The Argus: fringe_2011_logo_red_thumb Italian satirist Dario Fo’s 1983 play The Open Couple ran wild with the poisonous human truth of always wanting what you can’t have – even if it’s your spouse.

Stilted above its affluent surroundings, The Master Marina bar can spark a twang of green-eyed envy. And in this superb, bristling piece of theatre, companies Otherplace and Something Witty throw the kitchen sink at Fo’s tale.

The husband, played pitch-perfectly by the impish Samuel Dutton, is a randy middle-ager who breaks his wife’s ankle to foil her attempted suicide after learning of his umpteenth new lover.
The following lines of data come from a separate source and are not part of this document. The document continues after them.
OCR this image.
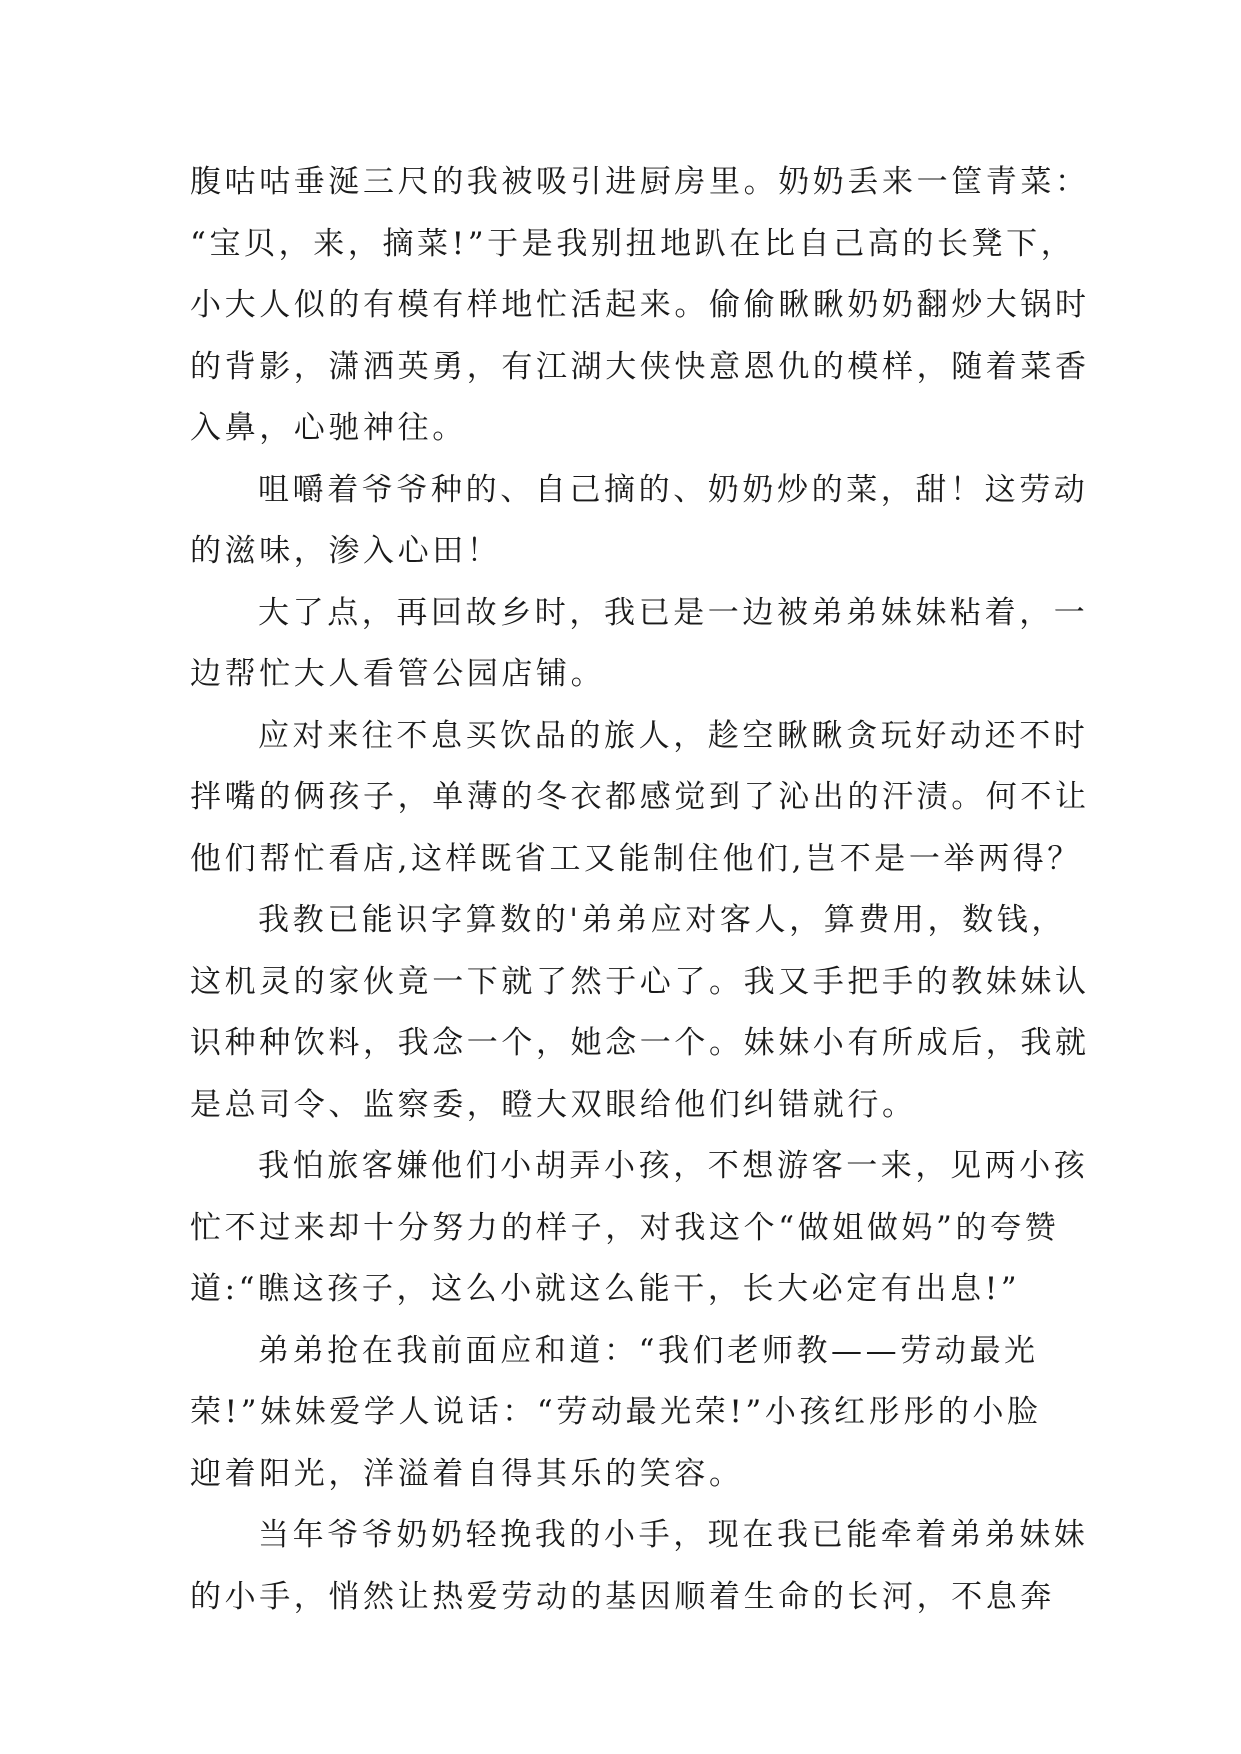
腹咕咕垂涎三尺的我被吸引进厨房里。奶奶丢来一筐青菜：
“宝贝，来，摘菜!”于是我别扭地趴在比自己高的长凳下，
小大人似的有模有样地忙活起来。偷偷瞅瞅奶奶翻炒大锅时
的背影，潇洒英勇，有江湖大侠快意恩仇的模样，随着菜香
入鼻，心驰神往。
咀嚼着爷爷种的、自己摘的、奶奶炒的菜，甜！这劳动
的滋味，渗入心田！
大了点，再回故乡时，我已是一边被弟弟妹妹粘着，一
边帮忙大人看管公园店铺。
应对来往不息买饮品的旅人，趁空瞅瞅贪玩好动还不时
拌嘴的俩孩子，单薄的冬衣都感觉到了沁出的汗渍。何不让
他们帮忙看店,这样既省工又能制住他们,岂不是一举两得？
我教已能识字算数的'弟弟应对客人，算费用，数钱，
这机灵的家伙竟一下就了然于心了。我又手把手的教妹妹认
识种种饮料，我念一个，她念一个。妹妹小有所成后，我就
是总司令、监察委，瞪大双眼给他们纠错就行。
我怕旅客嫌他们小胡弄小孩，不想游客一来，见两小孩
忙不过来却十分努力的样子，对我这个“做姐做妈”的夸赞
道:“瞧这孩子，这么小就这么能干，长大必定有出息!”
弟弟抢在我前面应和道：“我们老师教——劳动最光
荣!”妹妹爱学人说话：“劳动最光荣!”小孩红彤彤的小脸
迎着阳光，洋溢着自得其乐的笑容。
当年爷爷奶奶轻挽我的小手，现在我已能牵着弟弟妹妹
的小手，悄然让热爱劳动的基因顺着生命的长河，不息奔
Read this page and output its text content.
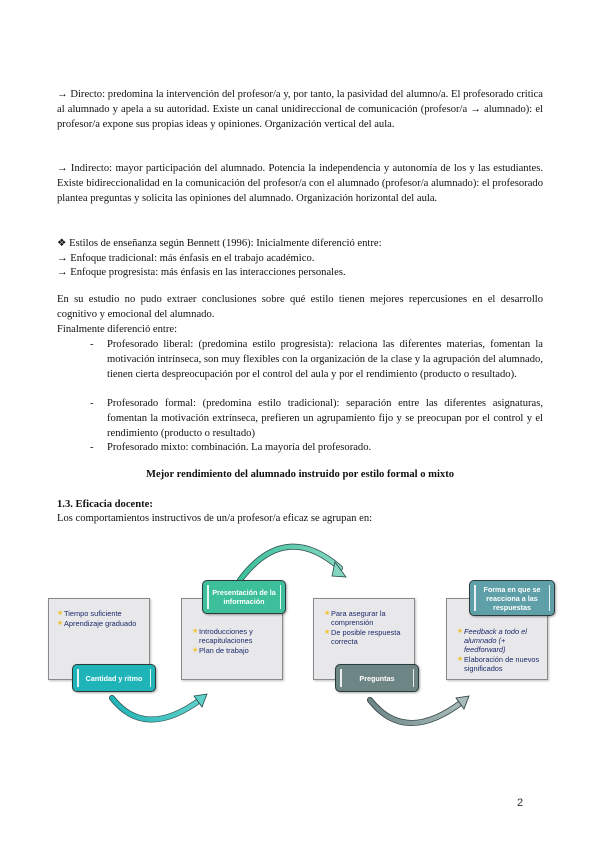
→ Directo: predomina la intervención del profesor/a y, por tanto, la pasividad del alumno/a. El profesorado critica al alumnado y apela a su autoridad. Existe un canal unidireccional de comunicación (profesor/a → alumnado): el profesor/a expone sus propias ideas y opiniones. Organización vertical del aula.

→ Indirecto: mayor participación del alumnado. Potencia la independencia y autonomía de los y las estudiantes. Existe bidireccionalidad en la comunicación del profesor/a con el alumnado (profesor/a alumnado): el profesorado plantea preguntas y solicita las opiniones del alumnado. Organización horizontal del aula.

❖ Estilos de enseñanza según Bennett (1996): Inicialmente diferenció entre:

→ Enfoque tradicional: más énfasis en el trabajo académico.

→ Enfoque progresista: más énfasis en las interacciones personales.

En su estudio no pudo extraer conclusiones sobre qué estilo tienen mejores repercusiones en el desarrollo cognitivo y emocional del alumnado.

Finalmente diferenció entre:

- Profesorado liberal: (predomina estilo progresista): relaciona las diferentes materias, fomentan la motivación intrínseca, son muy flexibles con la organización de la clase y la agrupación del alumnado, tienen cierta despreocupación por el control del aula y por el rendimiento (producto o resultado).

- Profesorado formal: (predomina estilo tradicional): separación entre las diferentes asignaturas, fomentan la motivación extrínseca, prefieren un agrupamiento fijo y se preocupan por el control y el rendimiento (producto o resultado)

- Profesorado mixto: combinación. La mayoría del profesorado.

Mejor rendimiento del alumnado instruido por estilo formal o mixto
1.3. Eficacia docente:

Los comportamientos instructivos de un/a profesor/a eficaz se agrupan en:

★ Tiempo suficiente
★ Aprendizaje graduado
Cantidad y ritmo
★ Introducciones y recapitulaciones
★ Plan de trabajo
Presentación de la información
★ Para asegurar la comprensión
★ De posible respuesta correcta
Preguntas
★ Feedback a todo el alumnado (+ feedforward)
★ Elaboración de nuevos significados
Forma en que se reacciona a las respuestas
2
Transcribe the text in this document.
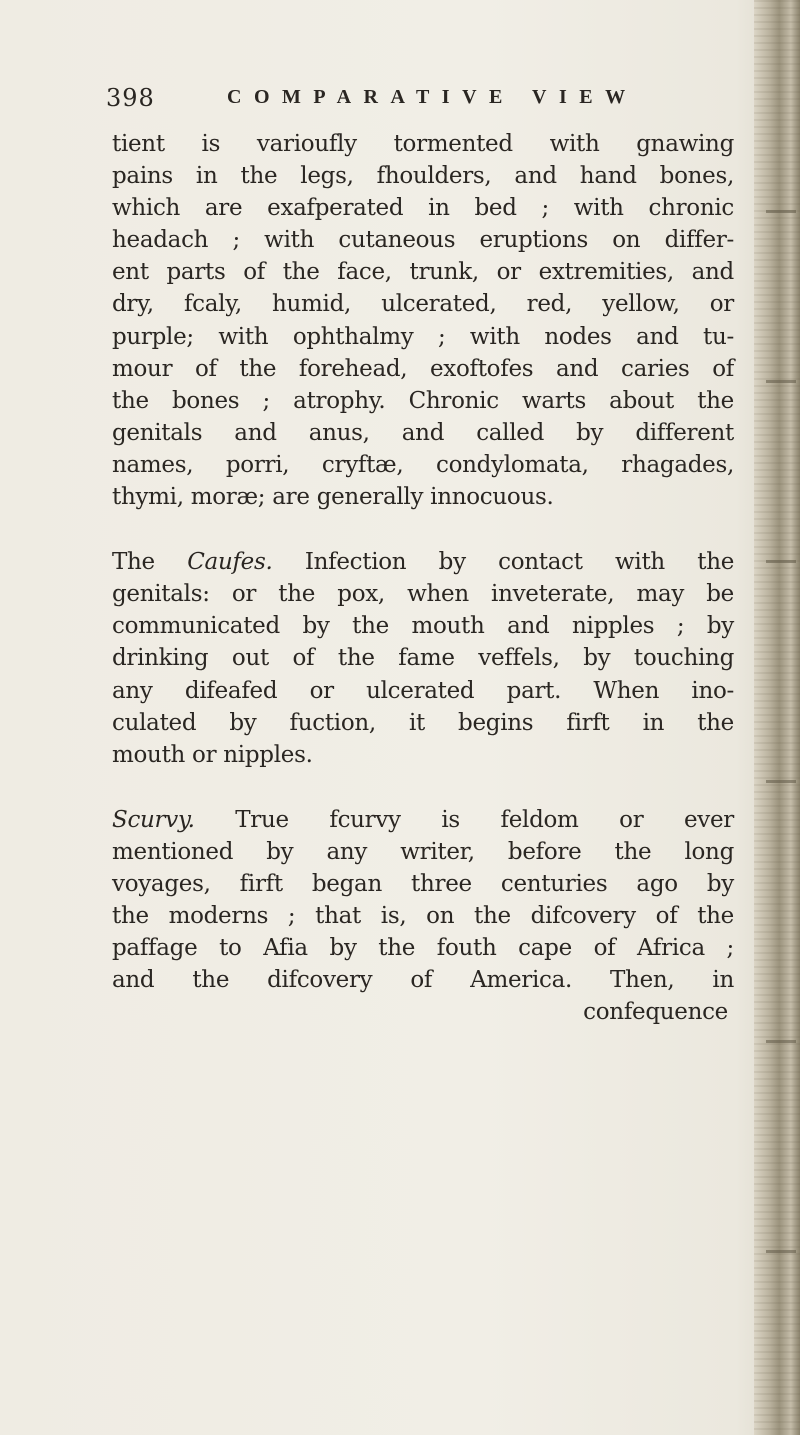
398	COMPARATIVE VIEW
tient is varioufly tormented with gnawing
pains in the legs, fhoulders, and hand bones,
which are exafperated in bed ; with chronic
headach ; with cutaneous eruptions on differ-
ent parts of the face, trunk, or extremities, and
dry, fcaly, humid, ulcerated, red, yellow, or
purple; with ophthalmy ; with nodes and tu-
mour of the forehead, exoftofes and caries of
the bones ; atrophy. Chronic warts about the
genitals and anus, and called by different
names, porri, cryftæ, condylomata, rhagades,
thymi, moræ; are generally innocuous.
The Caufes. Infection by contact with the
genitals: or the pox, when inveterate, may be
communicated by the mouth and nipples ; by
drinking out of the fame veffels, by touching
any difeafed or ulcerated part. When ino-
culated by fuction, it begins firft in the
mouth or nipples.
Scurvy. True fcurvy is feldom or ever
mentioned by any writer, before the long
voyages, firft began three centuries ago by
the moderns ; that is, on the difcovery of the
paffage to Afia by the fouth cape of Africa ;
and the difcovery of America. Then, in
confequence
She has agreed to let him satisfy hormones over morality within the confines of their relationship – a scornful cat-and-mouse rivalry of bitterness and passion.

As the mocking wife, Heather Rayment stokes a fearsome chemistry with Dutton – he rips her skirt off in between their repeated attempts to shoot each other and she sneers at his cartoon pants as he shuffles half-naked around the room.

She gets a new wardrobe, a Lily Allen haircut and a Nobel Prize troubling Professor who plays guitar in a jazz band, but ultimately thinks their arrangement is “disgusting”, shrieking at her abominably insecure soulmate when he demands to meet her boyfriend.

The breathless and brilliant end sequence includes fart gags, man boob-holders made from sandwich makers (“the breader bra”) and a finale which somehow gets away with playing us out to the strains of Whitney Houston.

An engrossing combination of comedy and venom, it will leave you hot under the collar long after you’ve left the marina.